L’engagement environnemental, dès la formation
25 % de la consommation carbone moyenne d’un Français est liée au bâtiment, soit plus que l’alimentation et à peine moins que les transports. La baisse annuelle visée des émissions de gaz à effet de serre est de 7 % alors que la réduction moyenne de l’empreinte carbone des bâtiments dépasse péniblement 1 % depuis 30 ans. Voilà des challenges motivants pour les candidats sensibles aux actions que peuvent mener leurs employeurs contre le réchauffement climatique.
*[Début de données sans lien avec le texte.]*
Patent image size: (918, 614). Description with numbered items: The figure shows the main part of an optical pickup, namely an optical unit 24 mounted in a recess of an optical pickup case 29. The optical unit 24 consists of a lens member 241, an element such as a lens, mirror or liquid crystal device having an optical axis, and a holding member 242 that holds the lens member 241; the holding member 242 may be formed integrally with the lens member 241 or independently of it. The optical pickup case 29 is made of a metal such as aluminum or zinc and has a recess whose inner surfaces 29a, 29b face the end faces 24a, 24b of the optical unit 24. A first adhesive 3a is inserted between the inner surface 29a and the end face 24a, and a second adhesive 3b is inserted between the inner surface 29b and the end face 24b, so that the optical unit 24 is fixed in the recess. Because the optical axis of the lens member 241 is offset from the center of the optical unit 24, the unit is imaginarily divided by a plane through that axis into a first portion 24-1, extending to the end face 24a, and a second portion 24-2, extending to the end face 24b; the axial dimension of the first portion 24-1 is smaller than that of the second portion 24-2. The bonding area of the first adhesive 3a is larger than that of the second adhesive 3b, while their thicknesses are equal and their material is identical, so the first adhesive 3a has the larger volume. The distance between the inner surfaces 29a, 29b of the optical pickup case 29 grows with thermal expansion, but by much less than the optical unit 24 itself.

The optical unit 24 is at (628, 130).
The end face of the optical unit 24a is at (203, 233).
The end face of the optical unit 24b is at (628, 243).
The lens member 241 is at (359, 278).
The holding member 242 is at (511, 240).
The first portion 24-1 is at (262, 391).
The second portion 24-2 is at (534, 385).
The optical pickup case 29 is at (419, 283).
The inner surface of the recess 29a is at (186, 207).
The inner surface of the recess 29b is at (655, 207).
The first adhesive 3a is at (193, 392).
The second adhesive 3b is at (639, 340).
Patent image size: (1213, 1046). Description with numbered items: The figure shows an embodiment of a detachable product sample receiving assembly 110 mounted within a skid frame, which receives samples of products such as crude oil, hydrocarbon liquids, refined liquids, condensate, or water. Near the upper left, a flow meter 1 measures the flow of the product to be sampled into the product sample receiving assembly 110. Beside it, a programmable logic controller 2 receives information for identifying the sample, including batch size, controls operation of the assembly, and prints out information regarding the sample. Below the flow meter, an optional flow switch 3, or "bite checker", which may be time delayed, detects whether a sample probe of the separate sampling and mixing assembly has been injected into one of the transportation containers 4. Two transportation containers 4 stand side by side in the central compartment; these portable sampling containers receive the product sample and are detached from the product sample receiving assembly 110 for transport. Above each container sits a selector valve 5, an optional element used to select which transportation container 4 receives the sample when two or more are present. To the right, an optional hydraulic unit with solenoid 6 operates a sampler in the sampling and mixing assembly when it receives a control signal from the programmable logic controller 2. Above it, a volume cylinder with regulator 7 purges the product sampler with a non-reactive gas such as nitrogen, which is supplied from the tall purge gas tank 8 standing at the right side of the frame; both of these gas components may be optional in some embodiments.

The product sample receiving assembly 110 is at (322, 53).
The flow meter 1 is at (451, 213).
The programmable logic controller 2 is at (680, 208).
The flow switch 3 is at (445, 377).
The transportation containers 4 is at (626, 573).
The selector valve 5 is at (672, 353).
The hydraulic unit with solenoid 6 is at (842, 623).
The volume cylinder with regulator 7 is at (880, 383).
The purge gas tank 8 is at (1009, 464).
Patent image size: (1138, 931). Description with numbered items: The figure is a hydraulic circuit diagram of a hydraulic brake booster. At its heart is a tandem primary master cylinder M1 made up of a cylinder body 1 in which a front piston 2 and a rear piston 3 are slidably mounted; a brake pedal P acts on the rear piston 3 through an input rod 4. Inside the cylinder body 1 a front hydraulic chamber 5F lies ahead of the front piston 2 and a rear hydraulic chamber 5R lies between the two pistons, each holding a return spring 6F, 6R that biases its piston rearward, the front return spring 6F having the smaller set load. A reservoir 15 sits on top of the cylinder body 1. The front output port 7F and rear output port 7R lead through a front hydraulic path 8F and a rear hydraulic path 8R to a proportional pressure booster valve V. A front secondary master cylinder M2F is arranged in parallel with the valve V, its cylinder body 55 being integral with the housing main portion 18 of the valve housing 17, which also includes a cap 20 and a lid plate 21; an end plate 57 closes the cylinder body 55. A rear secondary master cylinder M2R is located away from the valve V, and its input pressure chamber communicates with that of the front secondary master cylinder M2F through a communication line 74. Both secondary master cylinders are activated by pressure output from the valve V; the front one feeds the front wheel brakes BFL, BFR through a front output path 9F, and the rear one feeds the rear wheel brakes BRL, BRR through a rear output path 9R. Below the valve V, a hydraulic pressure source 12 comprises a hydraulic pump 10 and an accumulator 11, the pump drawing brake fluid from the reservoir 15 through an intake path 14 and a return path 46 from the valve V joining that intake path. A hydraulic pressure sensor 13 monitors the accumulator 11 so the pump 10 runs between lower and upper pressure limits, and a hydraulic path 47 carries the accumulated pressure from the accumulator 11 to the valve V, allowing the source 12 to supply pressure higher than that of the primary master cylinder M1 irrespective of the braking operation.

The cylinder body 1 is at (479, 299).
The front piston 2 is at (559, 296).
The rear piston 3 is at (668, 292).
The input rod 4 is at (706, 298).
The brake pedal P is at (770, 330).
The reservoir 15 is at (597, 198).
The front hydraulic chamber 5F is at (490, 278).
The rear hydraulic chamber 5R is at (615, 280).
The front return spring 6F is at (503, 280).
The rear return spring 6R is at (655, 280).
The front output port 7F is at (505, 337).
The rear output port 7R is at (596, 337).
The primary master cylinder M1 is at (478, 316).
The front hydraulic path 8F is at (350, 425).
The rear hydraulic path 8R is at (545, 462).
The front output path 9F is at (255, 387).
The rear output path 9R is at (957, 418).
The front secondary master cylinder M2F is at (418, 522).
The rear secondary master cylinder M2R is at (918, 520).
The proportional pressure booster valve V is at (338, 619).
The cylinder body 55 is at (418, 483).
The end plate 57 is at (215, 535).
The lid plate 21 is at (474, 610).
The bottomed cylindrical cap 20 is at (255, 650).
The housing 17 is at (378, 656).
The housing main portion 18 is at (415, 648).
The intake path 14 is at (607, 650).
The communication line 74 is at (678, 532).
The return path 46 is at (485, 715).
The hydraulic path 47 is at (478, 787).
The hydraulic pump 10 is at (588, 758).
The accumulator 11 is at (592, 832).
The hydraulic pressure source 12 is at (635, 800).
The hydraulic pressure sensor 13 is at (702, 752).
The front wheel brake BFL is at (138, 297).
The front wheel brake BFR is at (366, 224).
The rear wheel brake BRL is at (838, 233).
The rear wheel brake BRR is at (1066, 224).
La fronde récente des jeunes diplômés d’AgroParisTech, très impliqués dans les défis environnementaux et sociaux, est l’expression de ces enjeux.
Une politique de rémunération à diversifier
En 2022 la quasi-totalité des salariés ont vu leur salaire progresser de l’ordre de 2,5 %, une étude récente indique que les budgets prévisionnels varieront de 3 à 3,5 % en 2023. Parmi les outils proposés, les dispositifs de rémunérations variables permettent de récompenser les talents. Egalement, l’épargne salariale, l’intéressement et la participation et l’ouverture du capital aux salariés sont autant de facteurs de mobilisation et de motivation des collaborateurs. Cent fois sur le métier remettez votre ouvrage…, l’entreprise dans sa fonction sociale doit ainsi sans cesse innover et anticiper les besoins futurs des collaborateurs.
Un chef d’entreprise impliqué dans la vie économique locale
Philippe Frey est le mandataire de la fédération Syntec du Sud-ouest et délégué régional de Syntec-Ingénierie. Président d’Egis BS (ingénierie, filiale sud France du groupe Egis ; 180 personnes ; 35 M€ de CA) il est également vice-président de la commission des finances de la CCI de Toulouse, juge au Tribunal de commerce, membre du comité de direction du Medef 31 et administrateur de Toulouse Business School et du CFA MidiSup. En Occitanie, la fédération Syntec regroupe 85 000 salariés au sein de 6 000 établissements pour un CA de 11 Mds €.